Ho il visto.
Finalmente.
Ieri, quando me l'hanno consegnato attraverso la grata del cancello del consolato di Napoli, ho realizzato.
Lì, con il mare davanti e il Vesuvio che dominava tutto dall'alto, come nelle più classiche delle cartoline, la mia prospettiva è cambiata.
E' da maggio che è cominciata la mia odissea per la preparazione dei documenti per il visto e in tutto questo tempo ero così presa dal preparare, firmare e far firmare, richiedere, fotocopiare, inviare, che non mi sono resa conto.
Il modulo DS-2019 mi è arrivato esattamente un giorno prima della mia intervista per il visto, ed i giorni precedenti non ho fatto altro che tracciare il suo percorso dagli Stati Uniti all'Italia, sperando arrivasse in tempo.
E in tutto questo tempo non mi sono mai fermata a pensare.
Non ero poi entusiasta di partire, gli Stati Uniti non mi sono mai andati troppi a genio e ogni volta che torno di lì sono sempre più critica.

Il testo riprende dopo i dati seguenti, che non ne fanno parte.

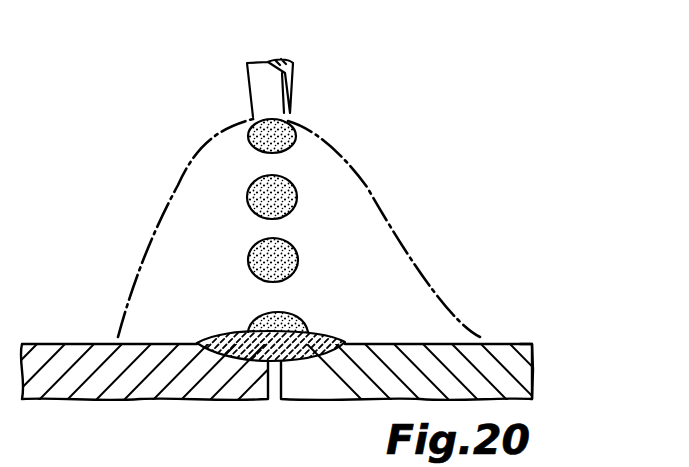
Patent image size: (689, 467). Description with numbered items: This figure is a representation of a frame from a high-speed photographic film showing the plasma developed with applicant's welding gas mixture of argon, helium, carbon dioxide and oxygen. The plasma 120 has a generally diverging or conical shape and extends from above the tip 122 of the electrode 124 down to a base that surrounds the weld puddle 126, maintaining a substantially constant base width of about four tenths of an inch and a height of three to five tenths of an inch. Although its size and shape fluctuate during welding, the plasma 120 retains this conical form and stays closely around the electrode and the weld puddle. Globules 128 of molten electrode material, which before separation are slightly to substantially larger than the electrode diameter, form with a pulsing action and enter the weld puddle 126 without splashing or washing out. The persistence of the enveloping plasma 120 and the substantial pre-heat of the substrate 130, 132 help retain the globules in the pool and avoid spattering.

The plasma 120 is at (170, 188).
The tip 122 is at (293, 140).
The electrode 124 is at (262, 81).
The weld puddle 126 is at (218, 332).
The globules 128 is at (287, 314).
The substrate 130 is at (132, 390).
The substrate 132 is at (512, 360).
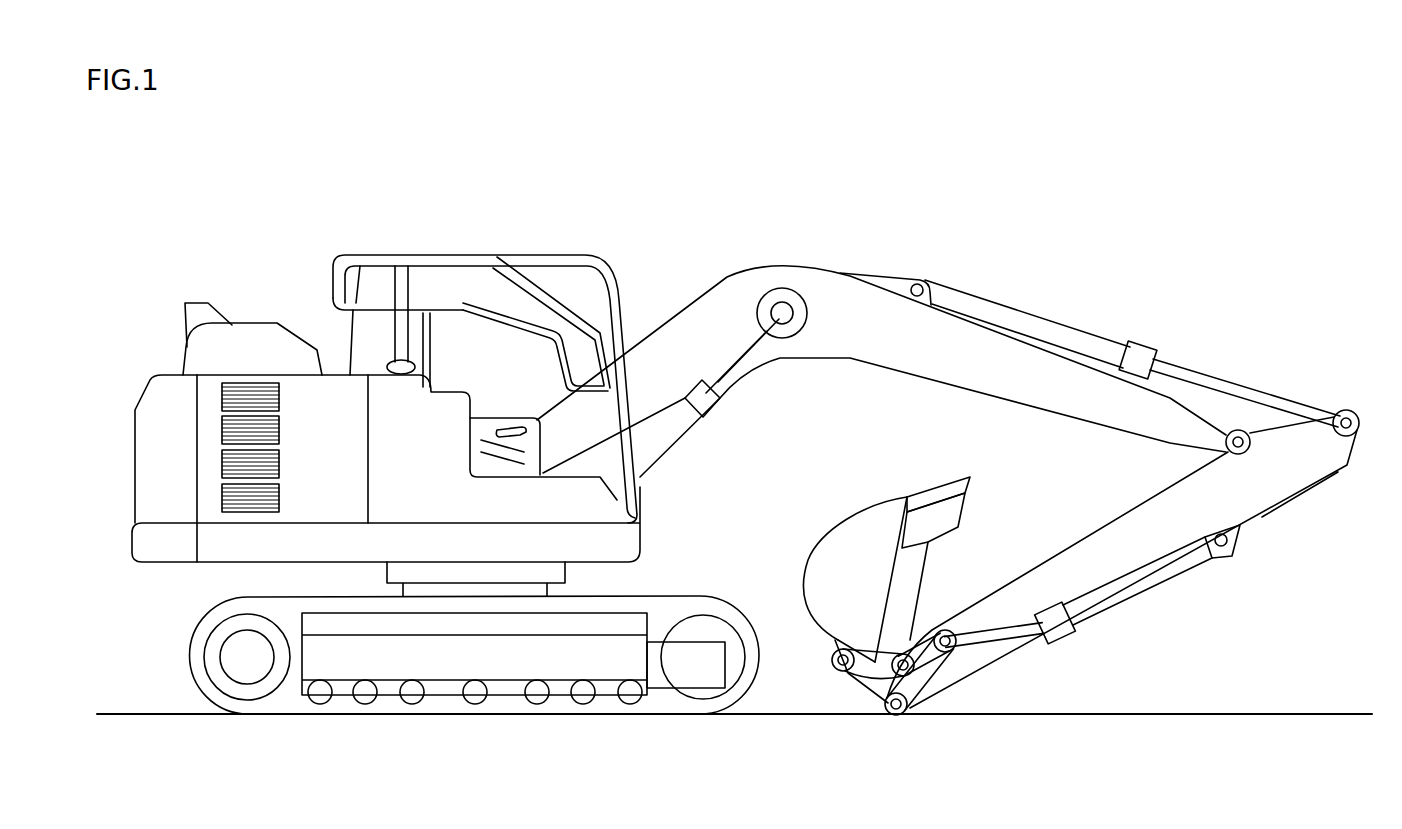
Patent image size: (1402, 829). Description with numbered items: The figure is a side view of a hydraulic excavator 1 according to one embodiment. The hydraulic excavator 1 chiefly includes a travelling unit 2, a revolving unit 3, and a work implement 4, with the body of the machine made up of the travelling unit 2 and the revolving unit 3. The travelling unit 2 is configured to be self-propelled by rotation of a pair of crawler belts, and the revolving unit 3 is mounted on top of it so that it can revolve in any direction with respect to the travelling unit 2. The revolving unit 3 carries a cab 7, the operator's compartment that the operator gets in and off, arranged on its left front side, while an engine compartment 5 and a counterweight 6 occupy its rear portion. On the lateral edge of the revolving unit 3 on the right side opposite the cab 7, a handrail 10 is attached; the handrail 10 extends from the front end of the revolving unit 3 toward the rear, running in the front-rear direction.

The hydraulic excavator 1 is at (689, 206).
The travelling unit 2 is at (190, 657).
The revolving unit 3 is at (302, 295).
The work implement 4 is at (1003, 368).
The engine compartment 5 is at (250, 322).
The counterweight 6 is at (158, 475).
The cab 7 is at (582, 292).
The handrail 10 is at (546, 284).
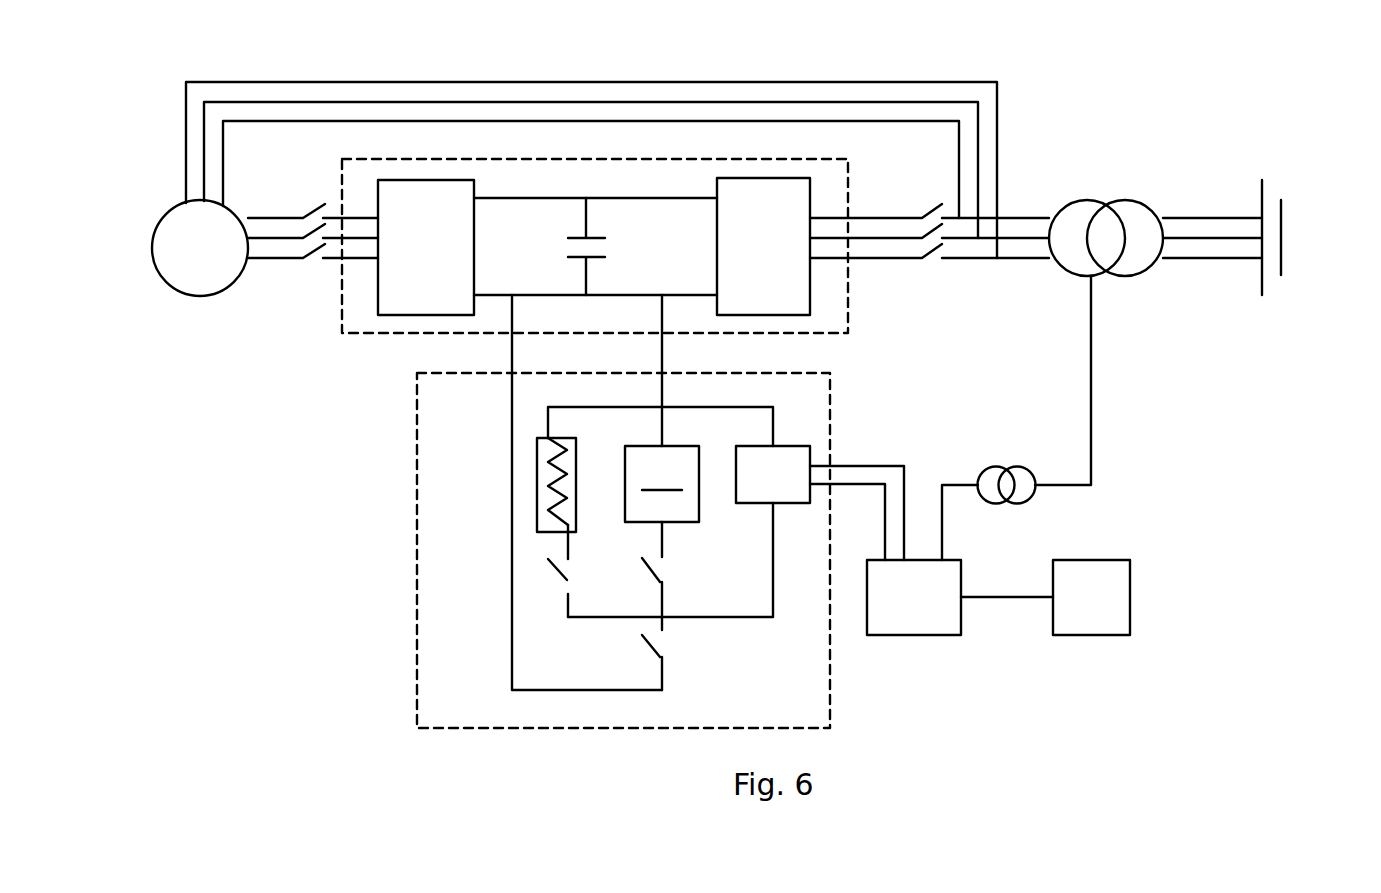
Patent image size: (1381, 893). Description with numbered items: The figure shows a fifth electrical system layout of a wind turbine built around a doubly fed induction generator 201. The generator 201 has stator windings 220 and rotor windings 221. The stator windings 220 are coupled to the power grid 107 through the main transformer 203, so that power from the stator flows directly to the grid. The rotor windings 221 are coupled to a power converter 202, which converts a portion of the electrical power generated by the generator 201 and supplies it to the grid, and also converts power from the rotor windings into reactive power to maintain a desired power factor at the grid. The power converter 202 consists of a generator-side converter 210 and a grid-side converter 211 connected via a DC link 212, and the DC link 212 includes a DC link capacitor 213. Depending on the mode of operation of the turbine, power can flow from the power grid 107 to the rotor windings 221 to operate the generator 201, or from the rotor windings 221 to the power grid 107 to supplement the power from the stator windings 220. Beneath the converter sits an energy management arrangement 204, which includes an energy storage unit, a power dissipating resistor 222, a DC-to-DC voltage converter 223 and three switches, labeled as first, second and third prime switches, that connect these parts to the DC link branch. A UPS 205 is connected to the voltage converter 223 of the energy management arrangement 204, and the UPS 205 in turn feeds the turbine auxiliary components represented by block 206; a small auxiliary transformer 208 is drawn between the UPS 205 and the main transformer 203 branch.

The doubly fed induction generator 201 is at (166, 214).
The stator windings 220 is at (303, 104).
The rotor windings 221 is at (273, 238).
The power converter 202 is at (850, 196).
The generator-side converter 210 is at (435, 226).
The grid-side converter 211 is at (773, 222).
The DC link 212 is at (494, 198).
The DC link capacitor 213 is at (583, 277).
The main transformer 203 is at (1119, 200).
The power grid 107 is at (1283, 220).
The energy management arrangement 204 is at (417, 501).
The power dissipating resistor 222 is at (578, 487).
The DC-to-DC voltage converter 223 is at (793, 491).
The UPS 205 is at (912, 636).
The turbine auxiliary components 206 is at (1112, 610).
The auxiliary transformer 208 is at (1003, 467).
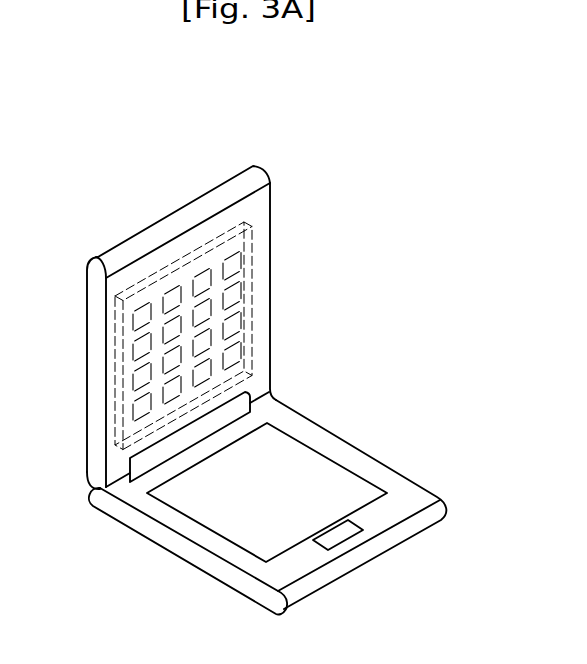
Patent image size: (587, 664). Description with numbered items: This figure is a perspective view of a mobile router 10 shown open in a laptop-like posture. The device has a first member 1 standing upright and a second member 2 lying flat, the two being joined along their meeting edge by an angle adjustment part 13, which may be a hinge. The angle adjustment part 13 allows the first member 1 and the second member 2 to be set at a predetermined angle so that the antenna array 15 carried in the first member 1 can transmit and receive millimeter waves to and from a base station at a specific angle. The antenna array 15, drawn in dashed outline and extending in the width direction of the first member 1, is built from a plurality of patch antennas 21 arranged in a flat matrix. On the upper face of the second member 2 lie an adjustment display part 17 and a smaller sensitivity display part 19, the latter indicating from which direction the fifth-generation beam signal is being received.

The mobile router 10 is at (228, 68).
The first member 1 is at (253, 183).
The second member 2 is at (188, 555).
The angle adjustment part 13 is at (130, 472).
The antenna array 15 is at (243, 275).
The adjustment display part 17 is at (323, 468).
The sensitivity display part 19 is at (344, 533).
The patch antennas 21 is at (133, 352).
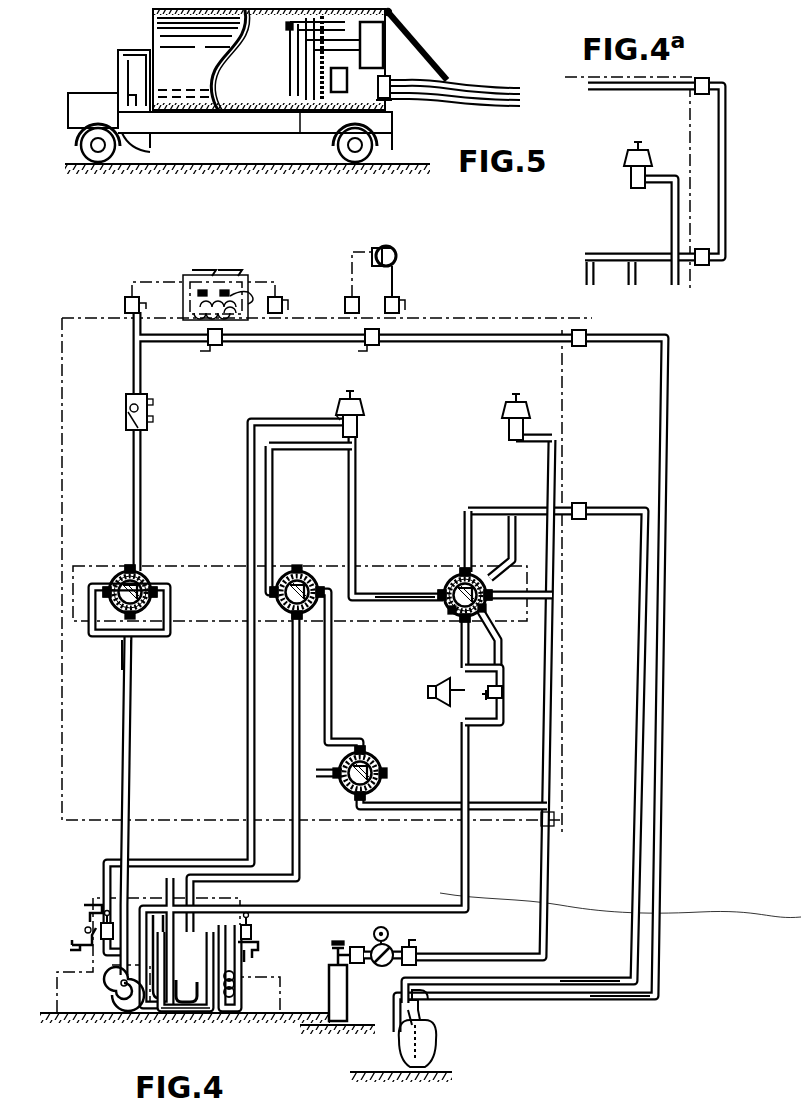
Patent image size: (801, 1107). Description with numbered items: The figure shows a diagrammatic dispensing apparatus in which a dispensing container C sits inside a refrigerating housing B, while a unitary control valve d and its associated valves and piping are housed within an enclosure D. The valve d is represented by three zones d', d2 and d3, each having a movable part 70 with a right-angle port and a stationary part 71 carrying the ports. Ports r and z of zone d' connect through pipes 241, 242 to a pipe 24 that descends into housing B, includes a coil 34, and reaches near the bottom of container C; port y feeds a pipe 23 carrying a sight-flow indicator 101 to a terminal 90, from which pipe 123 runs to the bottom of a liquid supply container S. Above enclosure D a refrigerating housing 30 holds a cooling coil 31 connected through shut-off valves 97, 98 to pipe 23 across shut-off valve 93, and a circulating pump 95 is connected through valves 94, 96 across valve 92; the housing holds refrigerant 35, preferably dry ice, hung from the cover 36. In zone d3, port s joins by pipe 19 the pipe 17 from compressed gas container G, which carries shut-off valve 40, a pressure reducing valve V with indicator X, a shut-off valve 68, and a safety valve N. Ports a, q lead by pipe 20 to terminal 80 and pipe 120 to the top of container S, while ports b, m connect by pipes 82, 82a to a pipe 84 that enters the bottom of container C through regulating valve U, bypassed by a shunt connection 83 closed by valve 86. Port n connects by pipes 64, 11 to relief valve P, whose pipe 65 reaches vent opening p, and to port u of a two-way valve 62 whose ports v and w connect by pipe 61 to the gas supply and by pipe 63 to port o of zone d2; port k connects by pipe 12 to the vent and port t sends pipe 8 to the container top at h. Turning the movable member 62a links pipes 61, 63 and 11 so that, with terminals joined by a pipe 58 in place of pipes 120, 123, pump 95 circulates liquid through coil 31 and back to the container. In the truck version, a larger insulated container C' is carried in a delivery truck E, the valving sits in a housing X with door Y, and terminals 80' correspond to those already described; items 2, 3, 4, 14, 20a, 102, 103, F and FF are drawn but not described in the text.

In FIG. 4, the pump 2 is at (237, 988).
In FIG. 4, the cylinder 3 is at (232, 956).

Insomma, prendevo questa cosa come "qualcosa che andava fatta e basta" e ho proceduto a testa bassa tutti questi mesi...fino a ieri.
Ho alzato la testa.
Ho visto tutto da una prospettiva diversa.
Ho visto.
Ho visto tutte quelle persone lì in fila. Ho ascoltato le loro parole, guardato nei lori occhi e capito.
Occhi di speranza.
Così rara nei nostri giorni spenti che trovarne tanta tutta insieme e diversa non poteva che aprirmi gli occhi.
C'era un gruppo di siciliani, avevano viaggiato tutta la notte e si accingevano a ritornare in Sicilia...erano felici.
Un ragazzo, andava a fare una tournée negli USA, uno spettacolo teatrale con una compagnia napoletana, una ragazza, andava a fare la tesi in un'azienda. Chi andava a studiare e chi a lavorare, un unico comune sentimento: la speranza.
E ho capito.
Ho capito che, per tutti, quello non era un visto, era il "lasciapassare" per il mondo delle possibilità, era linfa vitale per le loro vite, guardavo i loro occhi e vedevo che tutti pensavano che quel piccolo foglietto incollato al passaporto avrebbe potuto cambiare le loro vite...e indipendentemente dal fatto che questo potesse essere vero o no, era bello vederli sperare, vederli credere nel loro sogno.
E allora ho iniziato a sperare anch'io, ho cambiato prospettiva, anche per me "quel fogliettino" poteva essere "una nuova via", linfa vitale, nuova linfa. E leggendo la data sul visto, 14 MARZO 2008, ho realizzato che sarebbero passati 6 mesi, che probabilmente alla fine di essi sarei stata una nuova persona, una persona diversa, perché arricchita da una nuova esperienza, che mi avrebbe certo permeata e permeandomi arricchita.
E guardando il visto sorridevo e avevo anche io gli occhi colmi di speranza.
1 commento:
Oh così mi piace!!! Nel bene o nel male sarà un'esperienza e sarà molto più intensa che se tu restassi nella tua casa, nella tua città o con gli amici di sempre!! VIVI!!!